If blood cells are placed in a hypertonic solution, the cells will a. be unaffected since they have a cell membrane to separate them from the solution. b. shrink due to water loss by the cell. c. burst due to active transport. d. swell due to diffusion. e. shrink due to the loss of solutes from the blood cell.

b. shrink due to water loss by the cell. Explanation In hypertonic solutions (like salt water) the concentration of solutes outside the cell are greater than inside the cell. The cell will lose water to this type of environment causing it to shrink.

When sugar is mixed with water, equilibrium is reached when a. molecules of sugar stop moving. b. water and sugar molecules are moving at the same speed. c. the dissolved sugar molecules are evenly distributed throughout the solution. d. there are the same number of water molecules as dissolved sugar molecules. e. two tablespoons of coffee are added.

c. the dissolved sugar molecules are evenly distributed throughout the solution.
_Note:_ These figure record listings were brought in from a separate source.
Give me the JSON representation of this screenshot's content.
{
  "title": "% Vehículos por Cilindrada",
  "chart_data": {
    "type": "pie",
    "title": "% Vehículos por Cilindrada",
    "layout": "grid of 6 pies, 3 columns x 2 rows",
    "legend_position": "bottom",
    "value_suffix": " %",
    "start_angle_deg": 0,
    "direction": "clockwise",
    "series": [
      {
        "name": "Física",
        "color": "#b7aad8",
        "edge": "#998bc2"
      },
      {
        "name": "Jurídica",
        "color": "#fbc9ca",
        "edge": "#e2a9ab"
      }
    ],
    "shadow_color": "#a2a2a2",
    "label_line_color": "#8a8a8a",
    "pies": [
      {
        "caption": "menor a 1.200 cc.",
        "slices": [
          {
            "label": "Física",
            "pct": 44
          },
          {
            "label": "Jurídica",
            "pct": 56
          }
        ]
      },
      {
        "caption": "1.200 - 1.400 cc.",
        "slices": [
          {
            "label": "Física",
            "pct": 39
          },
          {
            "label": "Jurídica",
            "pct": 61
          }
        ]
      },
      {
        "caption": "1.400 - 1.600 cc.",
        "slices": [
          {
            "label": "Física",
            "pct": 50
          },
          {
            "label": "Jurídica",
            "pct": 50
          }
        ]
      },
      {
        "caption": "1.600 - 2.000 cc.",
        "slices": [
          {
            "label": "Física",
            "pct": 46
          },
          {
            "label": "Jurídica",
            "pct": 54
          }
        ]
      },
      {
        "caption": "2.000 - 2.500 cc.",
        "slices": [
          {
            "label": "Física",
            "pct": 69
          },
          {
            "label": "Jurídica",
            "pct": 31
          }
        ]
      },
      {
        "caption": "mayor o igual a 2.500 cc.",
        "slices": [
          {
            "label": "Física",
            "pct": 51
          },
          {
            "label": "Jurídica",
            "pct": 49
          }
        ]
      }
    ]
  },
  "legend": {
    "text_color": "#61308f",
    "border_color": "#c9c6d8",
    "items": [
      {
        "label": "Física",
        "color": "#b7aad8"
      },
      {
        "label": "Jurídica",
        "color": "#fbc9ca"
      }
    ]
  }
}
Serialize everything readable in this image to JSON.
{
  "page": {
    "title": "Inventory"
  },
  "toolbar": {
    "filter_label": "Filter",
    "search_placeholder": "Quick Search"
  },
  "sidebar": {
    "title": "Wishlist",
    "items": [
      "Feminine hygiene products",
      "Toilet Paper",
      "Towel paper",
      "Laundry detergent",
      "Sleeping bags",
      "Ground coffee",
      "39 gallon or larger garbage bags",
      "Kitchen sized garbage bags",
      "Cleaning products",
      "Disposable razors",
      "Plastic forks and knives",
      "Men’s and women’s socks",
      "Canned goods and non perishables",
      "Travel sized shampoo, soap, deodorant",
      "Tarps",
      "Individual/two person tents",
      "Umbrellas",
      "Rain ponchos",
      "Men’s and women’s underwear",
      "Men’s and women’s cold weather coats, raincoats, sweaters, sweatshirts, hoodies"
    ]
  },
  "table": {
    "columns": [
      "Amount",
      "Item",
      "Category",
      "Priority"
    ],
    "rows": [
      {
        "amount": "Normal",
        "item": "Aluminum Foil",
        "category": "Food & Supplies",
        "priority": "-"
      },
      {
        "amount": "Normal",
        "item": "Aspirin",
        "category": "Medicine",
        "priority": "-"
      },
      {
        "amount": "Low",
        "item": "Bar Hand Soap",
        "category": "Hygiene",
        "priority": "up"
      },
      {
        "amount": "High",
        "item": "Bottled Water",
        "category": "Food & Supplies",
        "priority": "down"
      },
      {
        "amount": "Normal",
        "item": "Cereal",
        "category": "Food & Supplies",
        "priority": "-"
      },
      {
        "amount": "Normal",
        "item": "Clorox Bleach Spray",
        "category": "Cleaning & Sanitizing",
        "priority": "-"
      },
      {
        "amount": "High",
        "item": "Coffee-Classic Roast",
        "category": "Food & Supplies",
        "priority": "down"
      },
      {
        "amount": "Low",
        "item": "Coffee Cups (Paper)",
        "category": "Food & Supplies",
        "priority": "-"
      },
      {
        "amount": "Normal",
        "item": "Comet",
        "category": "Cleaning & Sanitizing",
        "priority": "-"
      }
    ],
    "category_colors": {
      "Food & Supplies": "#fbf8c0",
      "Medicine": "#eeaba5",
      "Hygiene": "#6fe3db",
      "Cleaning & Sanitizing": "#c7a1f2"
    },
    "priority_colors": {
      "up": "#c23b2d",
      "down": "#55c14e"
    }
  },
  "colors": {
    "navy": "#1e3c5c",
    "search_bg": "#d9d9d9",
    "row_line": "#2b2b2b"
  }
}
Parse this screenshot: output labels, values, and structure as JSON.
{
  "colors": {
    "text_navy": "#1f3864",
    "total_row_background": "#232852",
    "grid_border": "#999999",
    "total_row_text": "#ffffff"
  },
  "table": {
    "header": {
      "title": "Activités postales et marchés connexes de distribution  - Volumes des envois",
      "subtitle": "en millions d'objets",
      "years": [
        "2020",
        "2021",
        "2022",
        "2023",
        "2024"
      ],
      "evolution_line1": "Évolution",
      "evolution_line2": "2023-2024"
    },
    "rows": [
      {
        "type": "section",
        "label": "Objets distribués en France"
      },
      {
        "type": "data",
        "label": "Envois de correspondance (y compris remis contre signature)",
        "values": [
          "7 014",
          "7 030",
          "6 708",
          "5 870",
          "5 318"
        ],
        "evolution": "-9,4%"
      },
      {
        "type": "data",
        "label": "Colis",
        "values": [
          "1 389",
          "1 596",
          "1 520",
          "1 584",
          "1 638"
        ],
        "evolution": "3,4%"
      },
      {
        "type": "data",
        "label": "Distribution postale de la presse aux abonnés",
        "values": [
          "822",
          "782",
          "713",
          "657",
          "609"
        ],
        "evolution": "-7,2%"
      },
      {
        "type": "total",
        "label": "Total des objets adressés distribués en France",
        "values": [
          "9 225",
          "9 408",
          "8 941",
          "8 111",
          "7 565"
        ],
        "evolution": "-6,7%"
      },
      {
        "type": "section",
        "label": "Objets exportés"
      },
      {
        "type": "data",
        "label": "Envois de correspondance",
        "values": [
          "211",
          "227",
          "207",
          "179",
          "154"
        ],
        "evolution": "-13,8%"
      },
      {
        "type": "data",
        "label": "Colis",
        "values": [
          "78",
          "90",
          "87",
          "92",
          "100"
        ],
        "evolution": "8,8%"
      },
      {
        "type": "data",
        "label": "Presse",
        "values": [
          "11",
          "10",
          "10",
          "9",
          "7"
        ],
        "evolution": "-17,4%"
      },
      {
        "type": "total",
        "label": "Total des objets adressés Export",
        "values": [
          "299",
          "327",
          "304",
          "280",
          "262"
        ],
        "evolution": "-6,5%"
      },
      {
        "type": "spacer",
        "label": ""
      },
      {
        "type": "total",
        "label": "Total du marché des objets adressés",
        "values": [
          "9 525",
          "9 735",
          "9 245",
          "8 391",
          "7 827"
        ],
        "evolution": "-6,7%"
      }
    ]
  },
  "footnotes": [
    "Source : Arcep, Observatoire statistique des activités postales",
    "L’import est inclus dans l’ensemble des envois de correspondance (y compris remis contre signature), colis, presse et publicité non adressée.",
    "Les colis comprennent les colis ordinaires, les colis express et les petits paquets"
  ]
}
When a biochemical pathway is functioning, the initial ________ is continually converted to the final product through the series of steps in the pathway. a. enzyme b. inhibitor c. energy d. substrate

d. substrate

Osmosis is best defined as the movement of a. molecules from an area of high concentration to an area of lower concentration. b. molecules from an area of low concentration to an area of higher concentration. c. water molecules across a membrane from an area of low concentration to an area of higher concentration. d. water molecules across a membrane from an area of high concentration to an area of lower concentration. e. water molecules inside a container.

d. water molecules across a membrane from an area of high concentration to an area of lower concentration.